Eradicating malaria
Lost in the deluge of news about Covid-19 vaccines have been the momentous strides made recently in fighting other major health challenges. Among these is malaria. In April, it was announced that a vaccine developed at the University of Oxford's Jenner Institute had achieved 77% efficacy in trials. While we may still be several years from an effective guard against a disease that afflicts more than 200 million people each year, there is a sense that we're significantly closer to that goal than ever before.
Yet the vaccine's very potential to eradicate malaria could, perversely, undercut the support necessary to achieve reality. Malaria is an example of where the needs of the Global South, or developing world, clash against the interests of the Global North, or developed world.
First, a caveat. It must be noted that the vaccine trial in Burkina Faso was small, involving 450 children over one year in an area where malaria is not present year-around. Longer-term monitoring, and larger trials, are the next stage in confirming these early results. But the findings thus far offer a tantalizing glimpse of real possibilities.

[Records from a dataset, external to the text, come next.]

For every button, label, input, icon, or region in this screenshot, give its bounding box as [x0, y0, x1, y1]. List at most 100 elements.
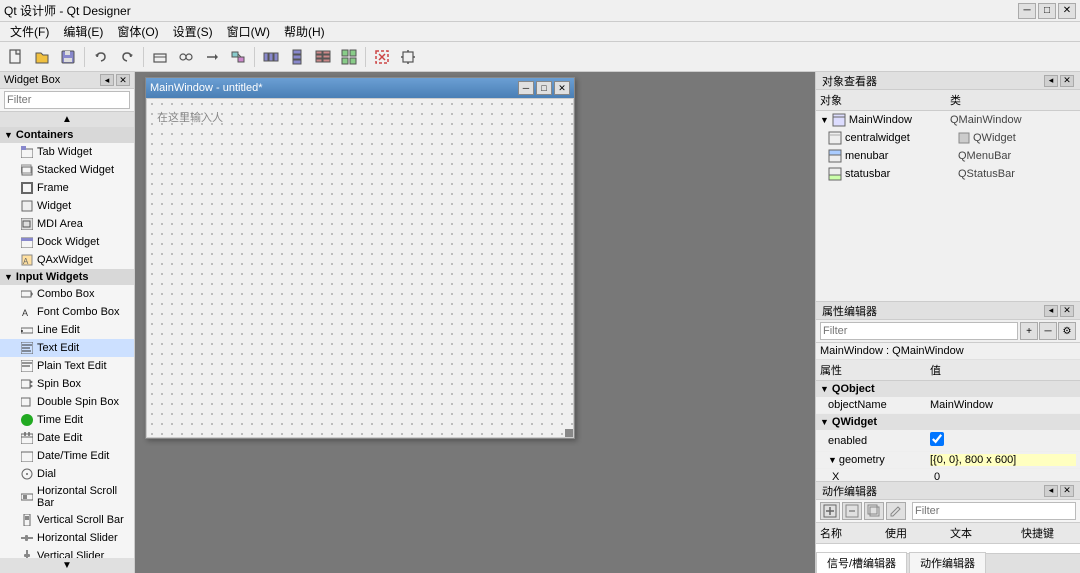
tab-order-button[interactable]	[226, 45, 250, 69]
prop-filter-config-btn[interactable]: ⚙	[1058, 322, 1076, 340]
form-canvas[interactable]: 在这里输入人	[146, 98, 574, 438]
action-col-used: 使用	[885, 525, 950, 541]
widget-widget[interactable]: Widget	[0, 197, 134, 215]
maximize-button[interactable]: □	[1038, 3, 1056, 19]
tab-action-editor[interactable]: 动作编辑器	[909, 552, 986, 573]
form-minimize-btn[interactable]: ─	[518, 81, 534, 95]
double-spin-icon	[20, 395, 34, 409]
close-button[interactable]: ✕	[1058, 3, 1076, 19]
prop-group-qwidget[interactable]: ▼ QWidget	[816, 414, 1080, 430]
tree-row-centralwidget[interactable]: centralwidget QWidget	[816, 129, 1080, 147]
widget-filter-input[interactable]	[4, 91, 130, 109]
tree-row-statusbar[interactable]: statusbar QStatusBar	[816, 165, 1080, 183]
form-window-title: MainWindow - untitled*	[150, 82, 263, 94]
enabled-checkbox[interactable]	[930, 432, 944, 446]
canvas-area[interactable]: MainWindow - untitled* ─ □ ✕ 在这里输入人	[135, 72, 815, 573]
action-editor-header: 动作编辑器 ◂ ✕	[816, 482, 1080, 500]
buddy-button[interactable]	[200, 45, 224, 69]
action-new-btn[interactable]	[820, 502, 840, 520]
category-containers[interactable]: ▼ Containers	[0, 127, 134, 143]
widget-vertical-slider[interactable]: Vertical Slider	[0, 547, 134, 558]
widget-box-float-btn[interactable]: ◂	[100, 74, 114, 86]
widget-datetime-edit[interactable]: Date/Time Edit	[0, 447, 134, 465]
prop-row-x[interactable]: X 0	[816, 469, 1080, 481]
action-filter-input[interactable]	[912, 502, 1076, 520]
form-close-btn[interactable]: ✕	[554, 81, 570, 95]
action-edit-btn[interactable]	[886, 502, 906, 520]
signal-slot-button[interactable]	[174, 45, 198, 69]
menu-file[interactable]: 文件(F)	[4, 21, 55, 42]
widget-dial[interactable]: Dial	[0, 465, 134, 483]
property-filter-input[interactable]	[820, 322, 1018, 340]
object-inspector-float-btn[interactable]: ◂	[1044, 75, 1058, 87]
widget-horizontal-scrollbar[interactable]: Horizontal Scroll Bar	[0, 483, 134, 511]
widget-date-edit[interactable]: Date Edit	[0, 429, 134, 447]
widget-editor-button[interactable]	[148, 45, 172, 69]
widget-box-close-btn[interactable]: ✕	[116, 74, 130, 86]
widget-frame[interactable]: Frame	[0, 179, 134, 197]
widget-spin-box[interactable]: Spin Box	[0, 375, 134, 393]
widget-font-combo-box[interactable]: A Font Combo Box	[0, 303, 134, 321]
widget-mdi-area[interactable]: MDI Area	[0, 215, 134, 233]
widget-vertical-scrollbar[interactable]: Vertical Scroll Bar	[0, 511, 134, 529]
open-button[interactable]	[30, 45, 54, 69]
save-button[interactable]	[56, 45, 80, 69]
widget-plain-text-edit[interactable]: Plain Text Edit	[0, 357, 134, 375]
menu-edit[interactable]: 编辑(E)	[57, 21, 109, 42]
new-button[interactable]	[4, 45, 28, 69]
form-maximize-btn[interactable]: □	[536, 81, 552, 95]
tree-row-mainwindow[interactable]: ▼ MainWindow QMainWindow	[816, 111, 1080, 129]
qwidget-label: QWidget	[832, 416, 877, 428]
widget-horizontal-slider[interactable]: Horizontal Slider	[0, 529, 134, 547]
prop-filter-add-btn[interactable]: +	[1020, 322, 1038, 340]
action-editor-float-btn[interactable]: ◂	[1044, 485, 1058, 497]
datetime-label: Date/Time Edit	[37, 450, 109, 462]
adjust-size-button[interactable]	[396, 45, 420, 69]
property-editor: 属性编辑器 ◂ ✕ + ─ ⚙ MainWindow : QMainWindow…	[816, 302, 1080, 482]
menu-help[interactable]: 帮助(H)	[278, 21, 331, 42]
widget-tab-widget[interactable]: Tab Widget	[0, 143, 134, 161]
property-editor-close-btn[interactable]: ✕	[1060, 305, 1074, 317]
widget-icon	[20, 199, 34, 213]
containers-label: Containers	[16, 129, 73, 141]
scroll-up-arrow[interactable]: ▲	[0, 112, 134, 127]
category-input-widgets[interactable]: ▼ Input Widgets	[0, 269, 134, 285]
action-editor-close-btn[interactable]: ✕	[1060, 485, 1074, 497]
action-copy-btn[interactable]	[864, 502, 884, 520]
widget-qaxwidget[interactable]: A QAxWidget	[0, 251, 134, 269]
scroll-down-arrow[interactable]: ▼	[0, 558, 134, 573]
action-col-text: 文本	[950, 525, 1021, 541]
prop-row-objectname[interactable]: objectName MainWindow	[816, 397, 1080, 414]
widget-line-edit[interactable]: Line Edit	[0, 321, 134, 339]
break-layout-button[interactable]	[370, 45, 394, 69]
menu-form[interactable]: 窗体(O)	[111, 21, 164, 42]
prop-row-geometry[interactable]: ▼ geometry [{0, 0}, 800 x 600]	[816, 452, 1080, 469]
widget-combo-box[interactable]: Combo Box	[0, 285, 134, 303]
form-resize-handle[interactable]	[565, 429, 573, 437]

Malaria is a parasite transmitted by the anopheles mosquito feeding on human blood, which can lead to fevers, severe anemia and severe damage to organs. With some types of malaria, the disease attacks brain function. Around 95% of cases and deaths are in Africa. Children under age five account for around two-thirds of the 400,000 yearly deaths around the world.
However, malaria historically is not a disease confined to the Global South. The disease's very name Italian, literally "bad air" - highlights the extent of its historical presence in Europe. It was endemic in the UK and the Netherlands into the 20th century, and Italy was not declared malaria-free until 1970.
The first efforts to eradicate malaria began in the 1950s under the World Health Organization's Global Malaria Eradication Program (one that - shamefully decided to leave sub-Saharan Africa out of the "global" campaign), making use of the anti-malarial drug chloroquine and spraying large areas with the insecticide DDT.
Attention on malaria revived in the late 1990s with the creation of the Roll Back Malaria campaign, and the focus on the disease as one of the "big three" global health challenges in the UN's Millennium Development Goals (MDGs), and as the main focus of organizations like the Global Fund to Fight AIDS, Tuberculosis and Malaria and the Bill & Melinda Gates Foundation.
Through the distribution of insecticide-treated bednets, the development of new drugs to treat malaria and renewed efforts to control mosquito populations, malaria deaths have halved over the past two decades. And the new Oxford vaccine offers the possibility of cutting deaths significantly, perhaps to the low tens of thousands, within a few years of a successful vaccine being rolled out.
But caution is still required. First, what is clear from the history of malaria control, and the global response to health challenges over the past half-century, is that successful health programs require sustained and focused attention and support.
Progress against malaria made in places like Sri Lanka and elsewhere by the 1970s was subsequently undone as global funding for control efforts fell. And as strange as it may seem, success sometimes can pave the way to failure.
The renewed focus two decades ago on malaria, alongside the human immunodeficiency virus (HIV) and tuberculosis, in the MDGs and in international organizations were not just a reflection of the terrible toll these diseases have taken in the Global South, and especially Africa, but a recognition that they posed threats to the health security of the Global North, too.